Освобожденных мартыновцев направили на станцию Куберле. Ворошилов со своим отрядом рабочих вернулся в Царицын. Докладывая Военному совету о положении на юге, он решительно заключил:
— Наступать Сальской группой нельзя. Из двенадцати тысяч бойцов мы предполагали оставить там три, с тем чтобы девять перебросить на север. Теперь ясно, что едва ли перебросим и две тысячи.
— Если кулак сжать, он крепче бьет, — сказал Сталин. — Предлагаю Военному совету укоротить фронт, чтобы лучше маневрировать оставшимися силами.
Глава двадцать третья
Когда Ламычев распахнул дверь и, стуча сапогами и шашкой, остановился на пороге, то в потрескавшиеся ставни вошел рассвет. Посапывая, чем-то недовольный, Ламычев стоял, выпятив грудь и вытянув вперед руки, на которых лежал матовый арбуз, полосатый, как узбекский халат.
С улицы доносилась песня. Пел ее хороший мужской и сильно тоскующий голос. В песне упоминались белые лебеди, обезглавленные любовники, последнее рукопожатие, безумно скачущие тройки; и чем дальше тянулась эта песня, тем очевидней становилось, что певцу страстно хочется поделиться с кем-нибудь своим горем.

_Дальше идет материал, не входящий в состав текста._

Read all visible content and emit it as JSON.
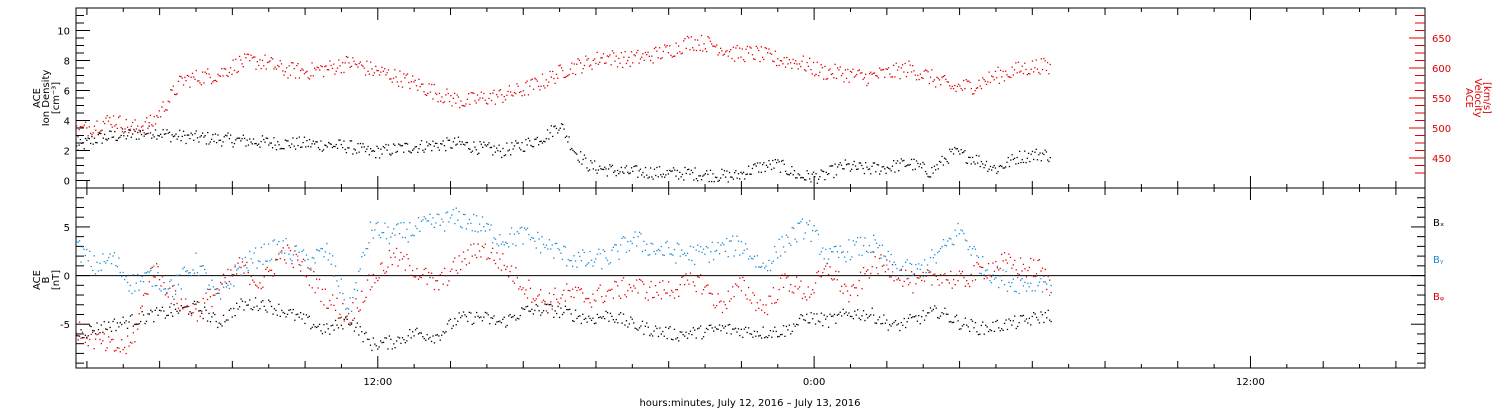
{
  "page": {
    "xlabel": "hours:minutes, July 12, 2016 – July 13, 2016"
  },
  "colors": {
    "density": "#000000",
    "velocity": "#e00000",
    "bx": "#000000",
    "by": "#1a8ad4",
    "bz": "#e00000",
    "axes": "#000000"
  },
  "chart_data": [
    {
      "type": "scatter",
      "panel": "plasma",
      "x_unit": "hours since July 12, 2016 00:00",
      "xlim": [
        3.7,
        40.8
      ],
      "x_tick_labels": [
        "12:00",
        "0:00",
        "12:00"
      ],
      "x_tick_values": [
        12,
        24,
        36
      ],
      "ylabel_left": [
        "ACE",
        "Ion Density",
        "[cm⁻³]"
      ],
      "ylim_left": [
        -0.5,
        11.5
      ],
      "y_ticks_left": [
        0,
        2,
        4,
        6,
        8,
        10
      ],
      "ylabel_right": [
        "ACE",
        "Velocity",
        "[km/s]"
      ],
      "ylim_right": [
        400,
        700
      ],
      "y_ticks_right": [
        450,
        500,
        550,
        600,
        650
      ],
      "series": [
        {
          "axis": "left",
          "x": [
            3.7,
            4.2,
            4.7,
            5.2,
            5.8,
            6.4,
            7.0,
            7.6,
            8.2,
            8.8,
            9.4,
            10.0,
            10.6,
            11.2,
            11.8,
            12.4,
            13.0,
            13.6,
            14.2,
            14.8,
            15.4,
            16.0,
            16.6,
            17.0,
            17.4,
            17.8,
            18.2,
            18.8,
            19.4,
            20.0,
            20.6,
            21.2,
            21.8,
            22.4,
            23.0,
            23.6,
            24.2,
            24.8,
            25.4,
            26.0,
            26.6,
            27.2,
            27.8,
            28.4,
            29.0,
            29.6,
            30.2,
            30.5
          ],
          "y": [
            2.2,
            2.8,
            3.0,
            3.1,
            3.3,
            3.0,
            2.9,
            2.8,
            2.7,
            2.6,
            2.5,
            2.5,
            2.4,
            2.3,
            1.9,
            2.1,
            2.3,
            2.4,
            2.5,
            2.2,
            2.0,
            2.4,
            3.0,
            3.8,
            2.0,
            1.0,
            0.8,
            0.6,
            0.6,
            0.5,
            0.5,
            0.4,
            0.3,
            0.9,
            1.1,
            0.3,
            0.3,
            1.0,
            0.8,
            0.9,
            1.2,
            0.6,
            1.9,
            1.5,
            0.8,
            1.6,
            1.8,
            1.7
          ],
          "jitter": 0.45
        },
        {
          "axis": "right",
          "x": [
            3.7,
            4.2,
            4.7,
            5.2,
            5.8,
            6.2,
            6.6,
            7.0,
            7.6,
            8.2,
            8.8,
            9.4,
            10.0,
            10.6,
            11.2,
            11.8,
            12.4,
            13.0,
            13.6,
            14.0,
            14.4,
            14.8,
            15.4,
            16.0,
            16.6,
            17.2,
            17.8,
            18.2,
            18.8,
            19.4,
            20.0,
            20.6,
            21.2,
            21.8,
            22.4,
            23.0,
            23.6,
            24.2,
            24.8,
            25.4,
            26.0,
            26.6,
            27.2,
            27.8,
            28.4,
            29.0,
            29.6,
            30.2,
            30.5
          ],
          "y": [
            495,
            505,
            515,
            500,
            510,
            545,
            580,
            585,
            590,
            610,
            612,
            598,
            595,
            600,
            610,
            598,
            588,
            575,
            560,
            550,
            545,
            550,
            555,
            565,
            580,
            600,
            610,
            620,
            615,
            620,
            630,
            645,
            640,
            625,
            625,
            615,
            610,
            595,
            592,
            585,
            592,
            600,
            585,
            568,
            572,
            588,
            598,
            605,
            600
          ],
          "jitter": 14
        }
      ]
    },
    {
      "type": "scatter",
      "panel": "magnetic-field",
      "x_unit": "hours since July 12, 2016 00:00",
      "xlim": [
        3.7,
        40.8
      ],
      "ylabel": [
        "ACE",
        "B",
        "[nT]"
      ],
      "ylim": [
        -9.5,
        9.0
      ],
      "y_ticks": [
        -5,
        0,
        5
      ],
      "zero_line": true,
      "legend_position": "right",
      "series": [
        {
          "name": "Bₓ",
          "x": [
            3.7,
            4.2,
            4.7,
            5.2,
            5.8,
            6.4,
            7.0,
            7.6,
            8.2,
            8.8,
            9.4,
            10.0,
            10.6,
            11.2,
            11.8,
            12.4,
            13.0,
            13.6,
            14.2,
            14.8,
            15.4,
            16.0,
            16.6,
            17.2,
            17.8,
            18.4,
            19.0,
            19.6,
            20.2,
            20.8,
            21.4,
            22.0,
            22.6,
            23.2,
            23.8,
            24.4,
            25.0,
            25.6,
            26.2,
            26.8,
            27.4,
            28.0,
            28.6,
            29.2,
            29.8,
            30.2,
            30.5
          ],
          "y": [
            -6.0,
            -5.4,
            -5.0,
            -4.6,
            -4.0,
            -3.6,
            -3.2,
            -4.8,
            -3.0,
            -2.8,
            -3.6,
            -4.6,
            -5.6,
            -4.4,
            -7.0,
            -6.8,
            -5.8,
            -6.2,
            -4.4,
            -4.2,
            -4.8,
            -3.6,
            -3.4,
            -3.8,
            -4.4,
            -4.0,
            -5.0,
            -5.6,
            -6.0,
            -5.8,
            -5.4,
            -5.6,
            -5.8,
            -5.6,
            -4.2,
            -4.6,
            -3.8,
            -4.0,
            -5.2,
            -4.4,
            -3.6,
            -4.8,
            -5.4,
            -5.0,
            -4.6,
            -4.2,
            -4.0
          ],
          "jitter": 0.7
        },
        {
          "name": "Bᵧ",
          "x": [
            3.7,
            4.2,
            4.7,
            5.2,
            5.8,
            6.4,
            7.0,
            7.6,
            8.2,
            8.8,
            9.4,
            10.0,
            10.6,
            11.2,
            11.8,
            12.4,
            13.0,
            13.6,
            14.2,
            14.8,
            15.4,
            16.0,
            16.6,
            17.2,
            17.8,
            18.4,
            19.0,
            19.6,
            20.2,
            20.8,
            21.4,
            22.0,
            22.6,
            23.2,
            23.8,
            24.4,
            25.0,
            25.6,
            26.2,
            26.8,
            27.4,
            28.0,
            28.6,
            29.2,
            29.8,
            30.2,
            30.5
          ],
          "y": [
            3.0,
            1.0,
            1.8,
            -0.8,
            0.0,
            -1.2,
            1.4,
            -2.4,
            1.0,
            2.2,
            3.0,
            1.5,
            2.5,
            -3.6,
            4.8,
            4.2,
            4.8,
            5.5,
            6.0,
            5.2,
            3.8,
            4.2,
            3.2,
            2.0,
            1.5,
            2.0,
            3.8,
            2.8,
            2.4,
            2.2,
            2.8,
            3.2,
            0.8,
            3.6,
            5.2,
            1.8,
            2.8,
            3.2,
            0.8,
            0.4,
            2.2,
            4.8,
            1.0,
            -0.4,
            -0.8,
            -0.4,
            -1.0
          ],
          "jitter": 1.1
        },
        {
          "name": "Bᵩ",
          "x": [
            3.7,
            4.2,
            4.7,
            5.2,
            5.8,
            6.4,
            7.0,
            7.6,
            8.2,
            8.8,
            9.4,
            10.0,
            10.6,
            11.2,
            11.8,
            12.4,
            13.0,
            13.6,
            14.2,
            14.8,
            15.4,
            16.0,
            16.6,
            17.2,
            17.8,
            18.4,
            19.0,
            19.6,
            20.2,
            20.8,
            21.4,
            22.0,
            22.6,
            23.2,
            23.8,
            24.4,
            25.0,
            25.6,
            26.2,
            26.8,
            27.4,
            28.0,
            28.6,
            29.2,
            29.8,
            30.2,
            30.5
          ],
          "y": [
            -5.6,
            -6.6,
            -7.4,
            -7.2,
            1.0,
            -2.4,
            -3.6,
            -1.4,
            1.0,
            -0.8,
            2.6,
            0.6,
            -2.4,
            -4.2,
            -0.6,
            2.0,
            0.8,
            -1.0,
            1.2,
            3.0,
            1.4,
            -1.0,
            -2.6,
            -1.8,
            -2.2,
            -1.6,
            -1.0,
            -1.6,
            -1.2,
            -0.4,
            -3.0,
            -1.0,
            -3.4,
            -0.4,
            -1.8,
            0.8,
            -2.2,
            1.4,
            0.6,
            -1.0,
            0.2,
            -0.6,
            0.6,
            1.4,
            0.8,
            0.8,
            -1.2
          ],
          "jitter": 1.1
        }
      ]
    }
  ]
}
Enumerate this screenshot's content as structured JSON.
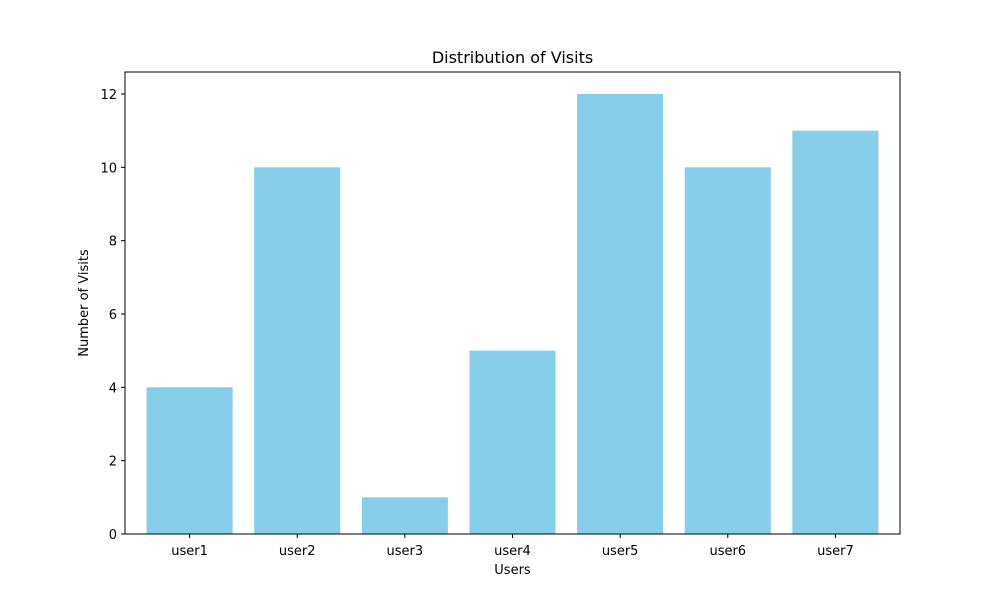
{
  "chart_data": {
    "type": "bar",
    "title": "Distribution of Visits",
    "xlabel": "Users",
    "ylabel": "Number of Visits",
    "categories": [
      "user1",
      "user2",
      "user3",
      "user4",
      "user5",
      "user6",
      "user7"
    ],
    "values": [
      4,
      10,
      1,
      5,
      12,
      10,
      11
    ],
    "ylim": [
      0,
      12.6
    ],
    "yticks": [
      0,
      2,
      4,
      6,
      8,
      10,
      12
    ],
    "bar_color": "#87CEEB",
    "grid": false,
    "legend": "none"
  }
}
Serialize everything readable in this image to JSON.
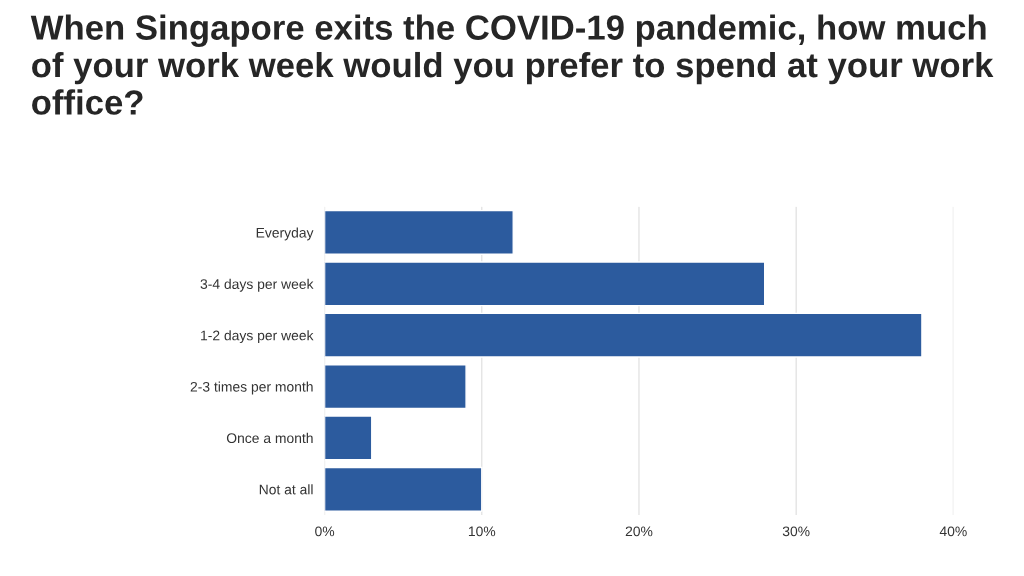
{
  "chart_data": {
    "type": "bar",
    "orientation": "horizontal",
    "title": "When Singapore exits the COVID-19 pandemic, how much of your work week would you prefer to spend at your work office?",
    "categories": [
      "Everyday",
      "3-4 days per week",
      "1-2 days per week",
      "2-3 times per month",
      "Once a month",
      "Not at all"
    ],
    "values": [
      12,
      28,
      38,
      9,
      3,
      10
    ],
    "color": "#2c5b9e",
    "xlim": [
      0,
      40
    ],
    "xticks": [
      {
        "value": 0,
        "label": "0%"
      },
      {
        "value": 10,
        "label": "10%"
      },
      {
        "value": 20,
        "label": "20%"
      },
      {
        "value": 30,
        "label": "30%"
      },
      {
        "value": 40,
        "label": "40%"
      }
    ],
    "grid": "x",
    "legend": false
  }
}
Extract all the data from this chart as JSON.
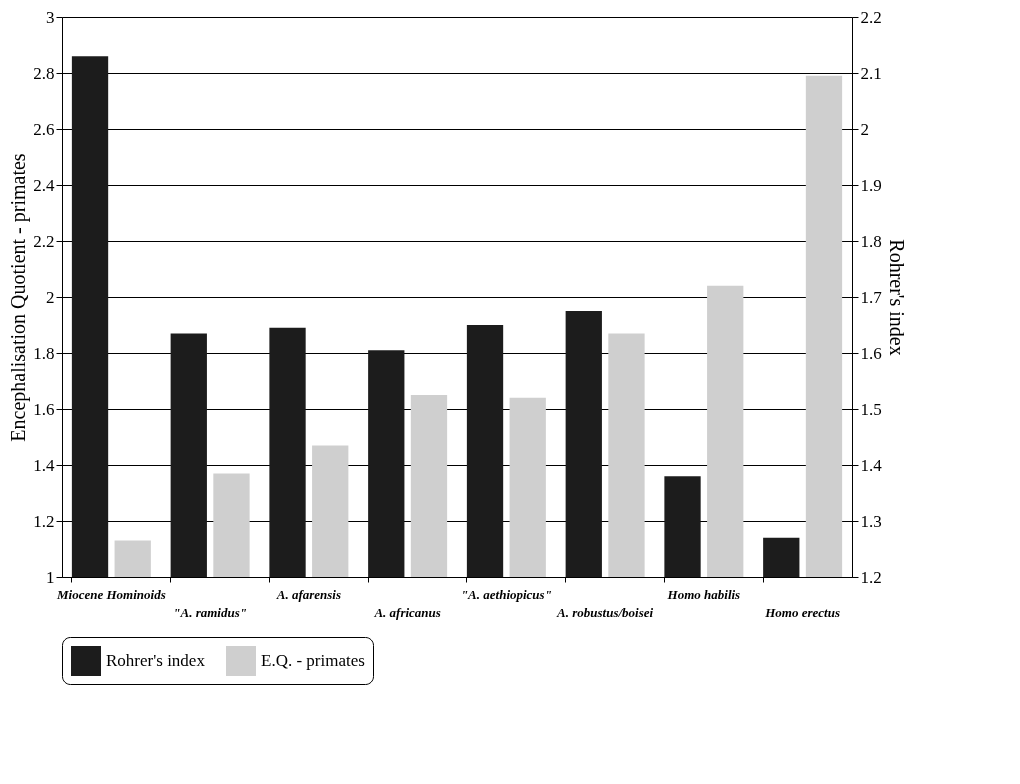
{
  "chart_data": {
    "type": "bar",
    "categories": [
      "Miocene Hominoids",
      "\"A. ramidus\"",
      "A. afarensis",
      "A. africanus",
      "\"A. aethiopicus\"",
      "A. robustus/boisei",
      "Homo habilis",
      "Homo erectus"
    ],
    "series": [
      {
        "name": "Rohrer's index",
        "color": "#1c1c1c",
        "axis": "y2",
        "values": [
          2.13,
          1.635,
          1.645,
          1.605,
          1.65,
          1.675,
          1.38,
          1.27
        ]
      },
      {
        "name": "E.Q. - primates",
        "color": "#cfcfcf",
        "values": [
          1.13,
          1.37,
          1.47,
          1.65,
          1.64,
          1.87,
          2.04,
          2.79
        ]
      }
    ],
    "ylabel": "Encephalisation Quotient - primates",
    "y2label": "Rohrer's index",
    "ylim": [
      1,
      3
    ],
    "yticks": [
      1,
      1.2,
      1.4,
      1.6,
      1.8,
      2,
      2.2,
      2.4,
      2.6,
      2.8,
      3
    ],
    "y2lim": [
      1.2,
      2.2
    ],
    "y2ticks": [
      1.2,
      1.3,
      1.4,
      1.5,
      1.6,
      1.7,
      1.8,
      1.9,
      2,
      2.1,
      2.2
    ],
    "grid": "y",
    "legend": "bottom"
  }
}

На табурете перед Пархоменко стояли зеркальце, кружка с кипятком и лежал длинный плоский, как язык, кусок шершавого и темного мыла. Пархоменко водил бритвой по ремню, едва ли замечая и бритву и ремень. Прошедшую ночь спал и мало и дурно, и оттого во рту чувствуется вязкий вкус солода, да и песня бередила, как рана. Но чем хуже чувствовал себя Пархоменко, тем веселее и общительнее старался он быть для других. И теперь, помахивая рукой в такт песне, он протяжно прошептал, широко и радостно улыбаясь:
— Очень хорошо, Терентий Саввич, что ты приехал.
Ламычев, балансируя арбузом, на цыпочках прошел к креслу, которое стояло у окна. Это было узкое и длинное, когда-то обитое бархатом кресло, из которого теперь судорожно во все стороны стремилась мочала. Когда Ламычев опустился в кресло, мочала взъерошилась и встала вокруг него, как воротник.
— Ты от сальцев? — спросил Ламычев чихая.
— Был вчера, — ответил Пархоменко шепотом.